No inverno, o Rio Tocantins, devido as fortes chuvas nas cabeceiras, desde o Araguaia, incha e toma suas próprias margens: transborda a si mesmo.
Os ribeirinhos moram em palafitas à beira do rio. Este, quando incha, passa-lhes roçando os assoalhos: dormem os caboclos ouvindo as águas a ferir as colunas de acapu de suas moradas.
Em março, quando o Rio chega a sua maior altura, as palafitas são barracas flutuantes. O rio passa, as palafitas ficam, firmes e frágeis a combater a correnteza.
Em 1980, na maior enchente que o Tocantins sofreu no Século XX, muitas palafitas naufragaram, levadas junto com as árvores ribeirinhas que se debruçam às margens.
Os crepúsculos de inverno são maravilhosos.
O inverno fecha o tempo. Torna-o de um gris pálido, manchado de nuvens negras que carregam a chuva alva.
Os cúmulos ameaçam exterminar o que existe de sólido e transformar tudo em água.
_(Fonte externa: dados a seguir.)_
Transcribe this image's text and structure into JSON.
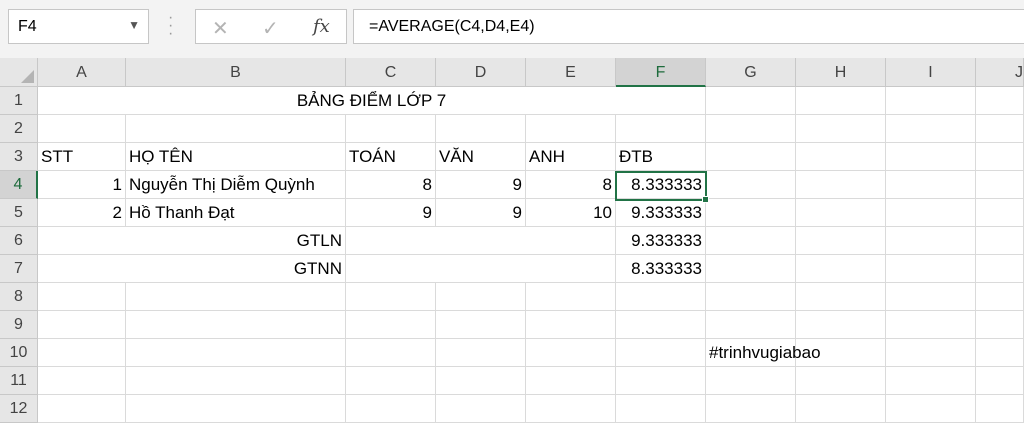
{
  "name_box": {
    "value": "F4"
  },
  "formula_bar": {
    "cancel_icon": "x-icon",
    "enter_icon": "check-icon",
    "fx_label": "fx",
    "formula": "=AVERAGE(C4,D4,E4)"
  },
  "columns": [
    "A",
    "B",
    "C",
    "D",
    "E",
    "F",
    "G",
    "H",
    "I",
    "J"
  ],
  "rows": [
    "1",
    "2",
    "3",
    "4",
    "5",
    "6",
    "7",
    "8",
    "9",
    "10",
    "11",
    "12"
  ],
  "active_cell": "F4",
  "sheet": {
    "title": "BẢNG ĐIỂM LỚP 7",
    "headers": {
      "stt": "STT",
      "name": "HỌ TÊN",
      "math": "TOÁN",
      "lit": "VĂN",
      "eng": "ANH",
      "avg": "ĐTB"
    },
    "students": [
      {
        "stt": "1",
        "name": "Nguyễn Thị Diễm Quỳnh",
        "math": "8",
        "lit": "9",
        "eng": "8",
        "avg": "8.333333"
      },
      {
        "stt": "2",
        "name": "Hồ Thanh Đạt",
        "math": "9",
        "lit": "9",
        "eng": "10",
        "avg": "9.333333"
      }
    ],
    "max_label": "GTLN",
    "max_value": "9.333333",
    "min_label": "GTNN",
    "min_value": "8.333333",
    "hashtag": "#trinhvugiabao"
  },
  "colors": {
    "accent": "#217346",
    "header_bg": "#e6e6e6",
    "grid": "#dadada"
  }
}
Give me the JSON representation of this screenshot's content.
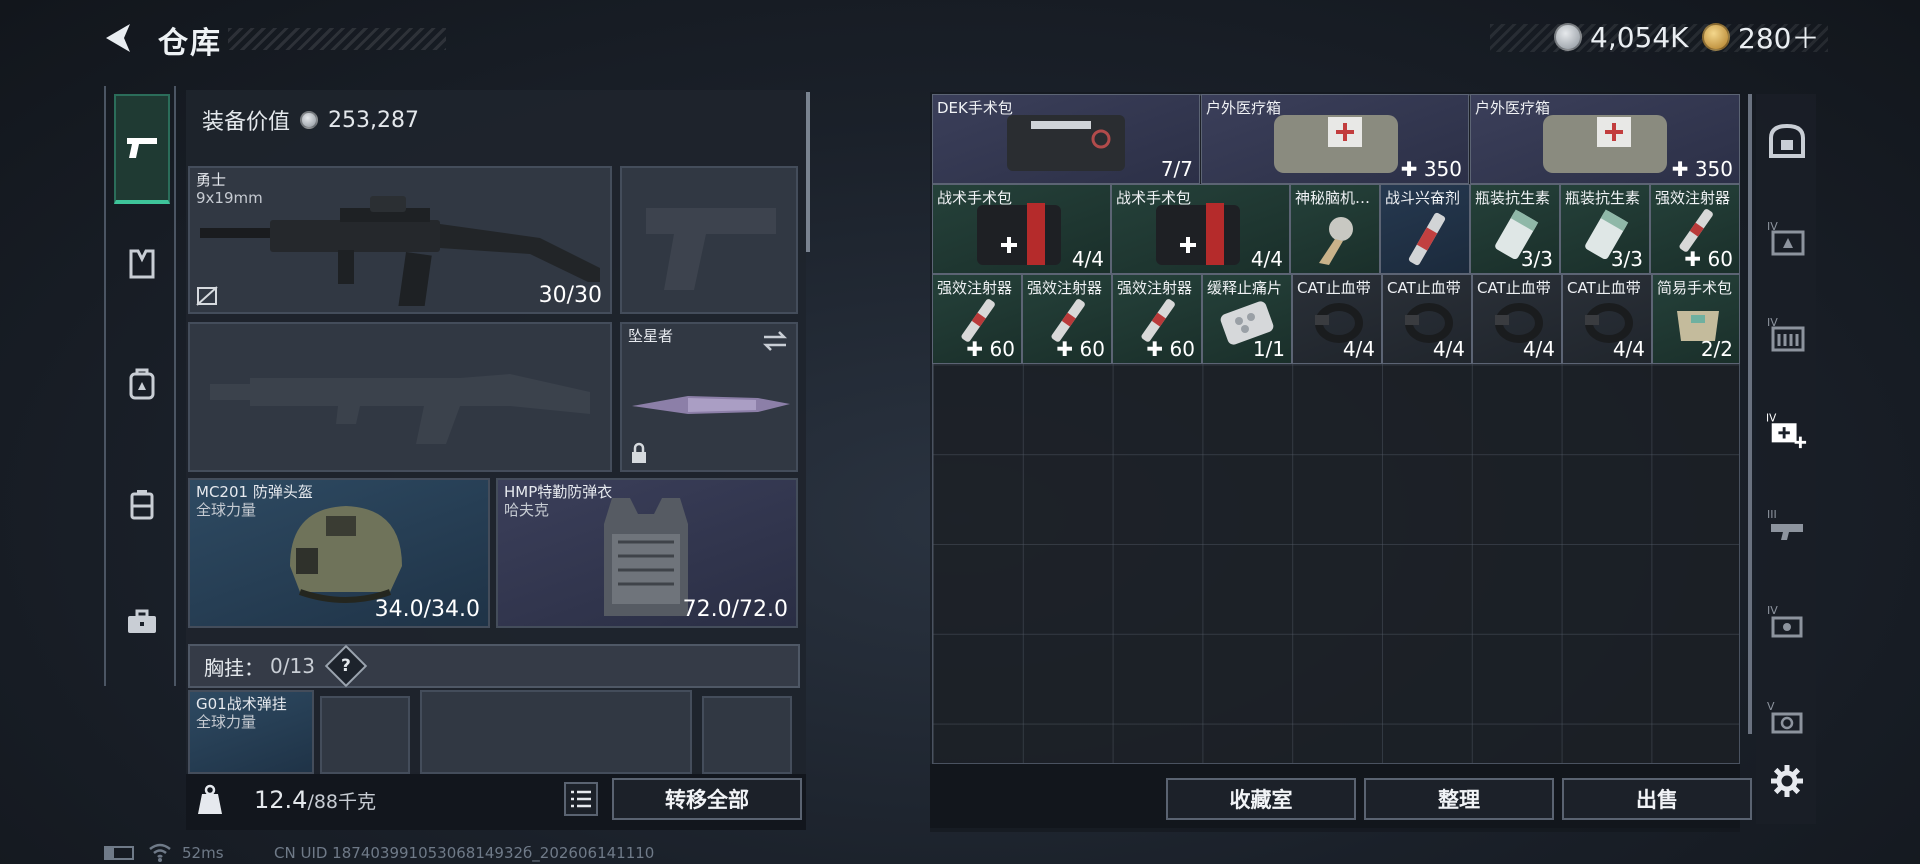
{
  "header": {
    "title": "仓库",
    "currency_silver": "4,054K",
    "currency_gold": "280＋"
  },
  "equipment": {
    "value_label": "装备价值",
    "value": "253,287",
    "primary": {
      "name": "勇士",
      "caliber": "9x19mm",
      "ammo": "30/30"
    },
    "melee": {
      "name": "坠星者"
    },
    "helmet": {
      "name": "MC201 防弹头盔",
      "brand": "全球力量",
      "durability": "34.0/34.0"
    },
    "armor": {
      "name": "HMP特勤防弹衣",
      "brand": "哈夫克",
      "durability": "72.0/72.0"
    },
    "chest_rig": {
      "label": "胸挂：",
      "capacity": "0/13",
      "help": "?",
      "name": "G01战术弹挂",
      "brand": "全球力量"
    }
  },
  "bottom": {
    "weight_current": "12.4",
    "weight_max": "/88千克",
    "transfer_all": "转移全部"
  },
  "storage": {
    "items": [
      {
        "name": "DEK手术包",
        "count": "7/7"
      },
      {
        "name": "户外医疗箱",
        "count": "✚ 350"
      },
      {
        "name": "户外医疗箱",
        "count": "✚ 350"
      },
      {
        "name": "战术手术包",
        "count": "4/4"
      },
      {
        "name": "战术手术包",
        "count": "4/4"
      },
      {
        "name": "神秘脑机…",
        "count": ""
      },
      {
        "name": "战斗兴奋剂",
        "count": ""
      },
      {
        "name": "瓶装抗生素",
        "count": "3/3"
      },
      {
        "name": "瓶装抗生素",
        "count": "3/3"
      },
      {
        "name": "强效注射器",
        "count": "✚ 60"
      },
      {
        "name": "强效注射器",
        "count": "✚ 60"
      },
      {
        "name": "强效注射器",
        "count": "✚ 60"
      },
      {
        "name": "强效注射器",
        "count": "✚ 60"
      },
      {
        "name": "缓释止痛片",
        "count": "1/1"
      },
      {
        "name": "CAT止血带",
        "count": "4/4"
      },
      {
        "name": "CAT止血带",
        "count": "4/4"
      },
      {
        "name": "CAT止血带",
        "count": "4/4"
      },
      {
        "name": "CAT止血带",
        "count": "4/4"
      },
      {
        "name": "简易手术包",
        "count": "2/2"
      }
    ],
    "buttons": {
      "collection": "收藏室",
      "organize": "整理",
      "sell": "出售"
    }
  },
  "status_bar": {
    "ping": "52ms",
    "uid": "CN UID 18740399105306814932б_202606141110"
  },
  "colors": {
    "accent_green": "#3ec49a",
    "coin_silver": "#b8bec6",
    "coin_gold": "#d9a84a"
  }
}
Juntam-se em uma coluna intransponível ao Sol que teima em brilhar.
Vez por outra ele vara teimoso por entre uma brecha descuidada, aberta por alguma lufada de vento: trombetas que anunciam a tempestade.
Quando o Sol vara assim, geralmente abre caminho para uma tímida derramadeira, uma nuvem marota que está por trás dos cúmulos e que joga uma chuva fina e copiosa: em pleno ápice do inverno, uma chuva de verão.
O Sol ardendo, a chuva fina e para completar o quadro, a refração da luz do sol nas gotas de água que caem: o arco-íris.
Isto tudo pendurado em uma moldura na parede do firmamento, pois em todo o derredor o inverno continua ameaçador, apertando o cerco ao verão que atrevidamente se fez em seu meio.
Não mais que de repente o céu clareia assustado. O firmamento racha em pedaços luminosos. Vem o estrondo em seguida. O sol recua. Mais luzes, mais cortes luminosos no céu. Os raios galopam e, no vácuo, os gritos tonitruantes do trovão.
A pequena derramadeira é engolida por uma tromba d’água que cai sem piedade.
O sol, que instantes atrás varria a sombra da varanda, ensimesmou-se. O arco-íris recolheu-se.
A procela agora reina: quer furar a terra com o peso da água que derrama. Quer incinerá-la com seus raios. Quer deixá-la surda com seus trovões.
Mas a fúria cansa cedo. A tempestade logo extingue a si mesma. Basta-se. Em no máximo quinze minutos ela senta esbaforida. Passa a mão na testa para tirar o suor da liça: é a última rufada de água.
O céu clareia de um prateado com tons de escarlate: é o sol querendo esperar a lua. É a lua correndo para querer ainda encontrar o sol.
A Lua ilumina o Rio Tocantins, mostrando-lhe as rugas que deslizam rumo ao mar. O rio, como eu, está envelhecendo.